Context Deferred RSUs are compensation awards that convert to common stock under plan rules (often upon leaving the board or other triggering events); they are routine director pay and do not necessarily indicate the director is buying or selling based on a view of the stock. Because this was a compensation grant, it should be interpreted differently than an open‑market purchase (which some investors view as a stronger bullish signal).
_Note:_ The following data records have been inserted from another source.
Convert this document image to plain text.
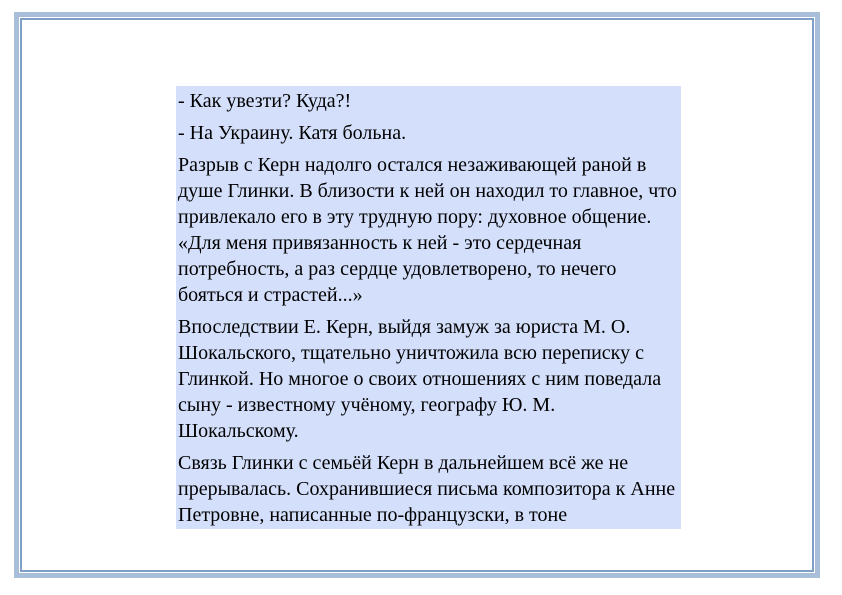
- Как увезти? Куда?!

- На Украину. Катя больна.

Разрыв с Керн надолго остался незаживающей раной в душе Глинки. В близости к ней он находил то главное, что привлекало его в эту трудную пору: духовное общение. «Для меня привязанность к ней - это сердечная потребность, а раз сердце удовлетворено, то нечего бояться и страстей...»

Впоследствии Е. Керн, выйдя замуж за юриста М. О. Шокальского, тщательно уничтожила всю переписку с Глинкой. Но многое о своих отношениях с ним поведала сыну - известному учёному, географу Ю. М. Шокальскому.

Связь Глинки с семьёй Керн в дальнейшем всё же не прерывалась. Сохранившиеся письма композитора к Анне Петровне, написанные по-французски, в тоне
Insider Transaction Report
- Award
Deferrred Restricted Stock Units
[F1][F2][F3]2026-06-24$41.96/sh+2,741$115,012→ 13,280 total→ Common Stock (2,741 underlying)
Footnotes (3)
- [F1]The deferred restricted stock units were allocated under the 2019 Non-Employee Director Stock Plan. The deferred restricted stock units will be settled in shares of common stock following the director's termination from the Board in accordance with the election of the reporting person or following the occurrence of other events specified in the Plan.
- [F2]Settled 1-for 1.
- [F3]Includes deferred restricted stock units acquired pursuant to a dividend equivalent reinvestment feature of the 2019 Non-Employee Director Stock Plan.